Per tornare alle banche. Renzi si fa un punto di forza nel dire che il decreto ha semplicemente salvato il sistema creditizio, tamponando la fiducia dei clienti e salvando i milioni di euro depositati nei conti correnti dei quattro istituti locali e le migliaia di posti di lavoro dei dipendenti. Senza quel decreto, dice ancora Renzi, per le banche italiane sarebbe stato l’Armageddon e il contagio della sfiducia si sarebbe diffuso in maniera allarmante. Dopodiché il premier ha detto sin dall’inizio che bisogna fare una commissione d’inchiesta per verificare chi ha truffato gli obbligazionisti (tacendo sui rischi che comportava la loro sottoscrizione) e ha negato qualunque favoritismo.

In effetti Pier Luigi Boschi, padre della ministra, vicepresidente della Banca dell’Etruria, fa parte della dirigenza commissariata dal governo e mandata a casa, mediante decreto, e la stessa Boschi possedeva un tesoretto di azioni per mille euro circa che sono andati in fumo. Un po’ poco per chiederne le dimissioni, mossa che semmai fa parte di una strategia «dell’ariete» delle opposizioni che cercano di utilizzare contro il governo strumenti di discredito personale prima che politico. Ora, le mozioni di sfiducia non passeranno né alla Camera né al Senato, né quella contro il ministro né quella del governo, e la questione si smonterà in poco tempo.

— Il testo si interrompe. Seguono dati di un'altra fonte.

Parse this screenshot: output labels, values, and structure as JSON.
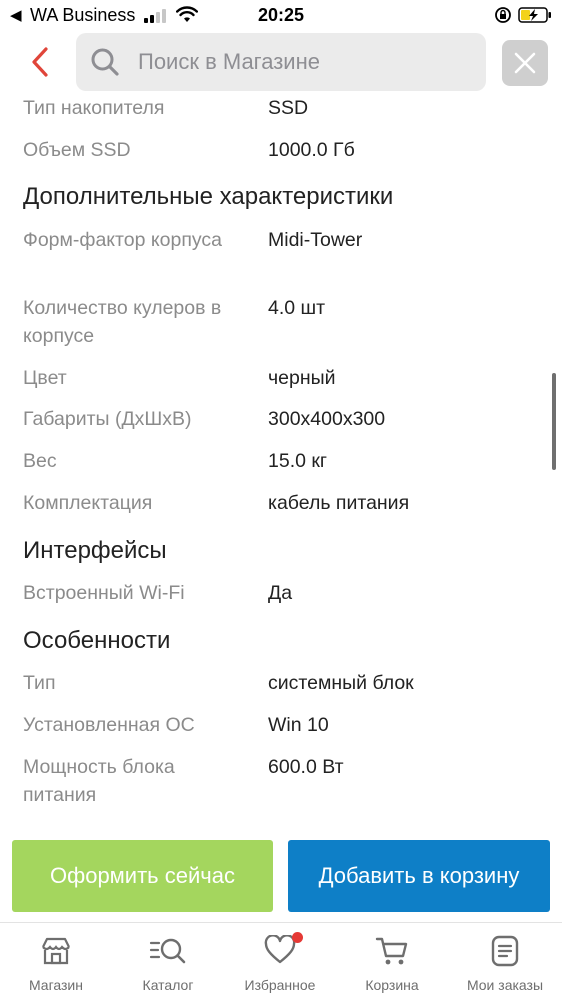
{
  "status_bar": {
    "back_glyph": "◀",
    "app_name": "WA Business",
    "time": "20:25"
  },
  "header": {
    "back_icon": "chevron-left-icon",
    "search_placeholder": "Поиск в Магазине",
    "close_icon": "close-icon"
  },
  "specs": [
    {
      "label": "Тип накопителя",
      "value": "SSD"
    },
    {
      "label": "Объем SSD",
      "value": "1000.0 Гб"
    }
  ],
  "sections": [
    {
      "title": "Дополнительные характеристики",
      "rows": [
        {
          "label": "Форм-фактор корпуса",
          "value": "Midi-Tower"
        },
        {
          "label": "Количество кулеров в корпусе",
          "value": "4.0 шт"
        },
        {
          "label": "Цвет",
          "value": "черный"
        },
        {
          "label": "Габариты (ДхШхВ)",
          "value": "300x400x300"
        },
        {
          "label": "Вес",
          "value": "15.0 кг"
        },
        {
          "label": "Комплектация",
          "value": "кабель питания"
        }
      ]
    },
    {
      "title": "Интерфейсы",
      "rows": [
        {
          "label": "Встроенный Wi-Fi",
          "value": "Да"
        }
      ]
    },
    {
      "title": "Особенности",
      "rows": [
        {
          "label": "Тип",
          "value": "системный блок"
        },
        {
          "label": "Установленная ОС",
          "value": "Win 10"
        },
        {
          "label": "Мощность блока питания",
          "value": "600.0 Вт"
        }
      ]
    }
  ],
  "actions": {
    "buy_now": "Оформить сейчас",
    "add_to_cart": "Добавить в корзину"
  },
  "tabs": [
    {
      "label": "Магазин",
      "icon": "store-icon"
    },
    {
      "label": "Каталог",
      "icon": "catalog-search-icon"
    },
    {
      "label": "Избранное",
      "icon": "heart-icon"
    },
    {
      "label": "Корзина",
      "icon": "cart-icon"
    },
    {
      "label": "Мои заказы",
      "icon": "orders-icon"
    }
  ],
  "colors": {
    "accent_green": "#a4d65e",
    "accent_blue": "#0e7fc7",
    "back_arrow_red": "#e0453a",
    "notification_dot": "#e53935"
  }
}
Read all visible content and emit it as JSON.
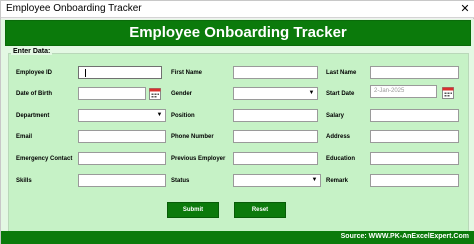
{
  "window": {
    "title": "Employee Onboarding Tracker",
    "close_glyph": "✕"
  },
  "header": {
    "title": "Employee Onboarding Tracker"
  },
  "form": {
    "legend": "Enter Data:",
    "labels": {
      "employee_id": "Employee ID",
      "first_name": "First Name",
      "last_name": "Last Name",
      "date_of_birth": "Date of Birth",
      "gender": "Gender",
      "start_date": "Start Date",
      "department": "Department",
      "position": "Position",
      "salary": "Salary",
      "email": "Email",
      "phone_number": "Phone Number",
      "address": "Address",
      "emergency_contact": "Emergency Contact",
      "previous_employer": "Previous Employer",
      "education": "Education",
      "skills": "Skills",
      "status": "Status",
      "remark": "Remark"
    },
    "values": {
      "start_date_placeholder": "2-Jan-2025"
    }
  },
  "buttons": {
    "submit": "Submit",
    "reset": "Reset"
  },
  "footer": {
    "source": "Source: WWW.PK-AnExcelExpert.Com"
  },
  "colors": {
    "brand_green": "#0b7a0b",
    "panel_green": "#c6f2c6"
  }
}
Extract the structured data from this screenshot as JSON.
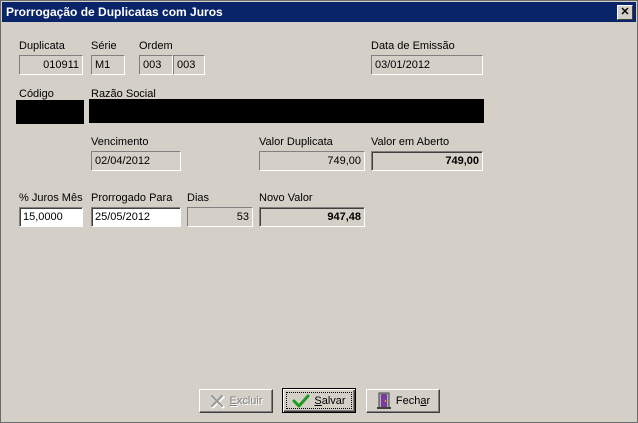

Quel che resterà sul campo saranno invece la promessa del governo di arrivare presto ad una riforma del sistema creditizio e magari ad una maggiore efficienza del sistema di controllo rimasto in mano nazionale e su cui più d’uno ha espresso dubbi. Questa è una cosa seria e importante su cui presto l’opinione pubblica dovrà chieder conto al governo.